Cost per extension: $50–70 (totals $200–280 for 4 extensions)

Total B211A cost for 6 months: $150–200 initial + ~$250 in extensions = ~$400–450

First extension (day 60): You must go in person to the immigration office with:

  • Passport
  • Passport photos
  • Extension form (they provide it)
  • Fingerprints (they’ll scan them there)

Subsequent extensions (2–4): Can sometimes be done through an agency if they have your info, but it’s safer to go in person.


Visa #3: KITAS (Long-term Residence)

KITAS = Kartu Izin Tinggal Terbatas (temporary residence permit). This is not a visa anymore; it’s an actual ID card you carry around in Indonesia. This is for people who are relocating to Bali, not just visiting.

There are different types of KITAS depending on why you’re staying:

  • Work KITAS — you have a job at an Indonesian company
  • Student KITAS — you’re studying
  • Business KITAS — you’re starting a company
  • Family KITAS — your spouse is Indonesian
  • Remote Worker KITAS (E33G) — you work remotely for foreign companies (newest, hot option)

Remote Worker KITAS (E33G) — the digital nomad play

This one’s important for 2026. It’s the government’s attempt to attract remote workers and digital nomads.

Requirements:

  • Valid passport (6+ months)
  • Proof of income from foreign clients/companies (~$60,000/year minimum)
  • Bank statement showing ~$2,000+ liquid balance
  • Work contract or evidence of ongoing freelance clients
  • Sponsor (usually a local agency or business partner)

The benefits:

  • Full year of legal residence
  • Multivisa entry (leave and re-enter without reapplying)
  • Work remotely for foreign clients legally (unlike B211A, which is in a gray area)

The catches:

  • Can’t work for Indonesian companies
  • If you stay 183+ days, you’re a tax resident and owe Indonesian taxes
  • Costs $430–700 depending on the agency

Is it worth it? If you’re remote with verifiable income, yes. You’re actually legal.

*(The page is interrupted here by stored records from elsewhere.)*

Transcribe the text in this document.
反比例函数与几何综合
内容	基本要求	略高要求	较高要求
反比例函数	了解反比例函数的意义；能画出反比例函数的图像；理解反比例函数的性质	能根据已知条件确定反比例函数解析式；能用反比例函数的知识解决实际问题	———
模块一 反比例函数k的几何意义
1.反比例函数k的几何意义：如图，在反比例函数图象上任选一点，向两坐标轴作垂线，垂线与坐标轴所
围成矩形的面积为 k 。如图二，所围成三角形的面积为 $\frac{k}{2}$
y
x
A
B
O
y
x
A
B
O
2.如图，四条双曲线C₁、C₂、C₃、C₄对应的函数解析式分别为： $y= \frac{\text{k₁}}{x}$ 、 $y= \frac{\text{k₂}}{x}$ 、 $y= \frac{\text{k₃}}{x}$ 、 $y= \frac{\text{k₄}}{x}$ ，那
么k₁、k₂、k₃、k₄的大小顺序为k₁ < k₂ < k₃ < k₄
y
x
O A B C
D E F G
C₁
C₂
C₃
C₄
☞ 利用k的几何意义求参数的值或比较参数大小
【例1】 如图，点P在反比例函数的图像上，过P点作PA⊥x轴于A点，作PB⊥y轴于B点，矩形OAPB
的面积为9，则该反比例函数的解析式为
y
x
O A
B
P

If you’re on a tighter budget or unsure about staying a year, B211A is simpler.


Visa #4: Standard KITAS (Work, Student, Family, Business)

Covering this briefly because it’s not the majority use case for tourists/digital nomads, but it’s important if you’re actually employed by an Indonesian company or have family ties.

  • Duration: 6–12 months (renewable)
  • Cost: $1,200+ (often handled by employer)
  • How to get it: Through your employer, school, or a visa sponsor

If your company is moving you to Bali or you’re a student at a Bali university, your institution handles this. You’ll need:

  • Contract/acceptance letter
  • Medical clearance
  • Police clearance
  • Local sponsor/employer

Visa #5: Working Visa (brief note)

If you’re employed by an Indonesian company, you need a working visa, not a tourist visa. This is separate from KITAS and comes with:

  • Work permit from the Ministry of Manpower
  • Tax registration in Indonesia
  • Employer sponsorship

This is NOT the path for freelancers or remote workers. It’s for actual employees of Indonesian businesses. If this is you, your HR team handles it.


Common mistakes & pitfalls 🚨

Overstaying

This is the big one. Every year, hundreds of tourists accidentally (or deliberately) overstay and then panic at the airport.

The fine: $70 USD (~1.1 million IDR) per day of overstay. The consequence: Deportation, entry ban for 1–5 years depending on how many days over.

Example: 5 days over = $350 fine + immediate deportation + banned re-entry.

Don’t be cute. Bali is amazing, but it’s not worth a $500 fine and being banned.

Wrong visa for your plans

Using B211A to work a local job (yoga instructor, photo guide, marketing gig for a Bali agency)? That’s technically a working violation.

What happens if caught: Deportation, fines, entry ban.

The gray area: Most digital nomads do this — they’re on B211A but working remotely for foreign clients. The government mostly ignores this because the money stays foreign. But it’s still technically not permitted.

→ If you want to be 100% legal, get the Remote Worker KITAS.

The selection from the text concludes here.